Créé le 2 février comme l’indiquent les informations de domaine de l’URL (lien archivé ici), ce faux site aurait au total publié une vingtaine d’articles, tant sur la « nostalgie de la Russie » que sur la « corruption » de l’Ukraine ou « les machinations de Zelensky dans l’achat d’obus« .
Si ce faux site ne possède pas de page d’accueil, il est possible de retrouver ces articles à partir d’une recherche avancée sur plusieurs moteurs de recherche comme Google et Yandex (voir ci-dessous).
Guillemets, tiret du milieu… connaissez-vous toutes les astuces pour trouver efficacement un article, une info voire même un PDF sur internet ? pic.twitter.com/umT8jI3f1u
— AFP Factuel 🔎 (@AfpFactuel) May 10, 2023
Des opérations similaires contre d’autres médias européens depuis mai 2022
Ce type d’opération n’est pas isolé : dans un rapport publié en septembre 2022 (lien archivé ici), l’organisation de lutte contre la désinformation EU Disinfo Lab avait déjà observé dix-sept usurpations de sites de médias européens, comme celui du Guardian au Royaume-Uni ou de 20 Minutes en France depuis mai 2022. Au total, l’organisation européenne avait mis en lumière l’existence de plus de 50 faux noms de domaine qualifié de sites « doubles » (« doppelganger ») et destinés à imiter ces médias traditionnels.
EU Disinfo Lab avait ainsi révélé que le média allemand Bild (dont l’URL est : bild.de) avait subi les mêmes procédés. En août 2022, un article du site miroir bild.eu.com prétendait que la criminalité à Berlin avait « fortement augmenté en raison de l’extinction massive des lumières » de la ville à cause de la crise énergétique.
Ces sites-miroirs, qui ne possèdent généralement aucune page d’accueil, sont en réalité des pages indépendantes les unes des autres, dont les liens et menus disponibles redirigent vers le site copié. C’est le cas des liens et menus affichés sur le site « leparisien.ltd », qui renvoient tous vers le site « leparisien.fr », mais aussi de ceux du site Bild, comme l’explique le graphique du EU Disinfo Lab issu de son rapport.
L’AFP avait déjà consacré un article de vérification en allemand à ce même réseau de faux comptes pro-russes en septembre 2023.
« Difficile de ne pas y voir l’ombre de la Russie »
Quelle est l’origine de ces campagnes ? « Plusieurs signes nous font penser que des acteurs russophones ont joué un rôle important dans la conception de ces opérations« , indique le EU Disinfo Lab dans son rapport, tout en précisant ne pas avoir pu retracer précisément l’origine de ces sites pirates.

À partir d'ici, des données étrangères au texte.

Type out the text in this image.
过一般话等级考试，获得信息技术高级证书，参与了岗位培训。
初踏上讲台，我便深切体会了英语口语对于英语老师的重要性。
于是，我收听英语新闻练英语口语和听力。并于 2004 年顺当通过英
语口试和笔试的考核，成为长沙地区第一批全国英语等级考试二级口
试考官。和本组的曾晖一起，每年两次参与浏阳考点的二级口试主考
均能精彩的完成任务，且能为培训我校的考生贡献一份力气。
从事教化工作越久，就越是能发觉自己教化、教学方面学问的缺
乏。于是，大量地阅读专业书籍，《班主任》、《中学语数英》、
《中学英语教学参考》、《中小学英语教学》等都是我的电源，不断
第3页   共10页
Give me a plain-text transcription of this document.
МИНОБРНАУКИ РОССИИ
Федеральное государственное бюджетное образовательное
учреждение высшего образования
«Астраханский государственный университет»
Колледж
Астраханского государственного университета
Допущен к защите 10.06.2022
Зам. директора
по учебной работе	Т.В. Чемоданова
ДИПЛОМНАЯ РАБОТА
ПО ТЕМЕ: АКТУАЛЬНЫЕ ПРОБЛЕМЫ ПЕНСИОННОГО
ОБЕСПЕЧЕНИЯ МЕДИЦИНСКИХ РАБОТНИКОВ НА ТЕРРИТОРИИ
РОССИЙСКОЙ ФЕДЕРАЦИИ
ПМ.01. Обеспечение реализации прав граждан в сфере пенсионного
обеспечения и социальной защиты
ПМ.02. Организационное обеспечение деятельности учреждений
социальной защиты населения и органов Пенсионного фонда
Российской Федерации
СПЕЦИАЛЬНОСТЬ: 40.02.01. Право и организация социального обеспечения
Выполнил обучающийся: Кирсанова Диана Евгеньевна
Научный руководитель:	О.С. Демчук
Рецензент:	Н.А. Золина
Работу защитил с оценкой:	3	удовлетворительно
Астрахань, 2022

Fin septembre, la société-mère de Facebook Meta avait aussi expliqué avoir « supprimé un vaste réseau originaire de Russie […] de plus de 60 sites web se faisant passer pour des sites web légitimes d’organisations de presse en Europe, notamment Spiegel, The Guardian et Bild« , dans un rapport publié le 27 septembre (lien archivé ici).
« À quelques reprises, le contenu de l’opération a été amplifié par les pages Facebook des ambassades russes en Europe et en Asie« , avait précisé l’entreprise, qualifiant la campagne d' »opération d’origine russe la plus vaste et la plus complexe » lancée en Ukraine depuis le début de la guerre et amplifiée par des publicités en ligne et des faux comptes.
Même chose du côté du Parisien, qui considère qu’il est « difficile de ne pas y voir l’ombre de la Russie« , dans un contexte de guerre informationnelle, malgré l’impossibilité « en l’état de remonter jusqu’au créateur de ce faux site« .
Le journal a par ailleurs annoncé avoir lancé une procédure pour « faire cesser ce plagiat« . Le Parisien a indiqué avoir « récemment déposé une plainte » auprès de l’Icann, un régulateur mondial chargé de l’attribution des adresses sur internet, dans l’espoir de récupérer rapidement le nom de domaine litigieux, « leparisien.ltd ».